Explained: Why Chileans have voted in favour of rewriting their constitution

30th October, 2020 International Relations

Context: After a wave of sustained protests, the people of Chile have voted overwhelmingly in favour of rewriting the South American country’s nearly four-decade-old constitution.

  • 78 per cent of people voted ‘yes’ in the referendum that was conducted following mass demonstrations against economic inequality across the country.
  • Chileans also voted to elect an assembly of 155 members to draw up the new constitution.
  • The body will not include any active lawmakers and will have a total of nine months, with the option of a one-time extension of three months, to finalise the new document.

Why did protests break out across the country?

  • Weeks of protests against economic inequality led up to Chilean President decision to hold the referendum in November last year.
  • Student-led protests, tensions and incidents of violence were reported, resulted in declaration of emergency and deployment of military troops.
  • The military presence reminded older citizens of the repressive rule between 1973 and 1990.
  • Apart from a new constitution, the protesters also called for reforms to the country’s privatised education, health and pension sectors — which they argued was the main reason behind the rampant economic inequality in the country.

Why are Chileans demanding constitutional reforms in the first place?

  • The existing charter was drafted during the rule of dictator and military leader Pinochet without any popular inputs.
  • The constitution was passed in a fraudulent plebiscite held in 1980, and has widely been blamed for the inequities that exist in Chilean society.
  • The constitution laid down an electoral system that has for years limited political change by favouring incumbents and limiting the power of the left in the country.
  • While an economic boom in the 1990s reduced poverty, it also vastly widened the gap between the rich and poor.
  • After 1988 referendum, the dictatorship-era constitution lived on.
  • Now, Chileans finally voted to scrap the constitution — a move that could potentially transform politics in the country, which has thus far been regarded as one of the most stable and wealthy Latin American nations.
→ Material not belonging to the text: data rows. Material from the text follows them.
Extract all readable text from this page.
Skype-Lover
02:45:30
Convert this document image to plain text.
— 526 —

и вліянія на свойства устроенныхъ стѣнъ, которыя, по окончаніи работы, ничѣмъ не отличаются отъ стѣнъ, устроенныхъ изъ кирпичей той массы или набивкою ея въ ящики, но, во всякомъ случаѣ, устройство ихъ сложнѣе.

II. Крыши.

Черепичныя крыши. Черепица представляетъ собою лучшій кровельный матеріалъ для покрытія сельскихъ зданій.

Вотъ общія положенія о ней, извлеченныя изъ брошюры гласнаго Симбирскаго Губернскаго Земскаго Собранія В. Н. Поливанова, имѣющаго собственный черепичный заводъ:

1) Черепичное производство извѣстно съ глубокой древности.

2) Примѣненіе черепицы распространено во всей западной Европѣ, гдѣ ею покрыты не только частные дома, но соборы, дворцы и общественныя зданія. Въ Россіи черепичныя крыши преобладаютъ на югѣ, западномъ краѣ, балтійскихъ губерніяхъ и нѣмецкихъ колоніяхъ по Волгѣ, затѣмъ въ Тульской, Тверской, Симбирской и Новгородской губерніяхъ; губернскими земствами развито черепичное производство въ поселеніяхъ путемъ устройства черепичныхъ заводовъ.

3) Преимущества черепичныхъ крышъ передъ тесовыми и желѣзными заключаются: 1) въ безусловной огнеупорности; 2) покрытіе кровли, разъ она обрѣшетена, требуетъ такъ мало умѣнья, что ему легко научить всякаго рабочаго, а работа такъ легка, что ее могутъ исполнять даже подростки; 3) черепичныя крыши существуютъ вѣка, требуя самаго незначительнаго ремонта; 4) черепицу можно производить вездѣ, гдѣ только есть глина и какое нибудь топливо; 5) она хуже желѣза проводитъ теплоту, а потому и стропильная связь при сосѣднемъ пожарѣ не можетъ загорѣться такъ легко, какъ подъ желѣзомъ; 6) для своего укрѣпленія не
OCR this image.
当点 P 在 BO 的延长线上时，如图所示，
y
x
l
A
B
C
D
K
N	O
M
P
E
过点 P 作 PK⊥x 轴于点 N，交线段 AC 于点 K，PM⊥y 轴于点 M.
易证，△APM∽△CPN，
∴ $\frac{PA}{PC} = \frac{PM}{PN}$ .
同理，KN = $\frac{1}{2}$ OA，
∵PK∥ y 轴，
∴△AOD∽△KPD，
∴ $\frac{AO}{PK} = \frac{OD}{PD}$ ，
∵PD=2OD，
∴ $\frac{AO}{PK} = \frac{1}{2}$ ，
How did the government respond to the protests?

  • Despite the widespread protests government took many weeks to agree to a referendum in 2019.
  • Eventually, the government agreed to constitutional reform before finally giving in to the demand for a fresh constitution.
  • In November, the ruling alliance and opposition together released a 12-point ‘Agreement for Social Peace and a New Constitution’, which laid down the steps for rewriting the constitution with greater participation by the citizens.

What did Chileans vote on?

  • During the referendum, voters were asked if they wanted a new constitution and also what kind of body should be responsible for drafting the revamped charter.
  • Around 79 per cent voted in support of the new constitution being drawn up by a body which will be entirely elected by popular vote.

What happens next?

  • The referendum was the first step of a long-drawn process.
  • The body will then have nine months to draft the constitution, with the option of a three-month extension.
  • The new constitution will then be introduced following another referendum in 2022.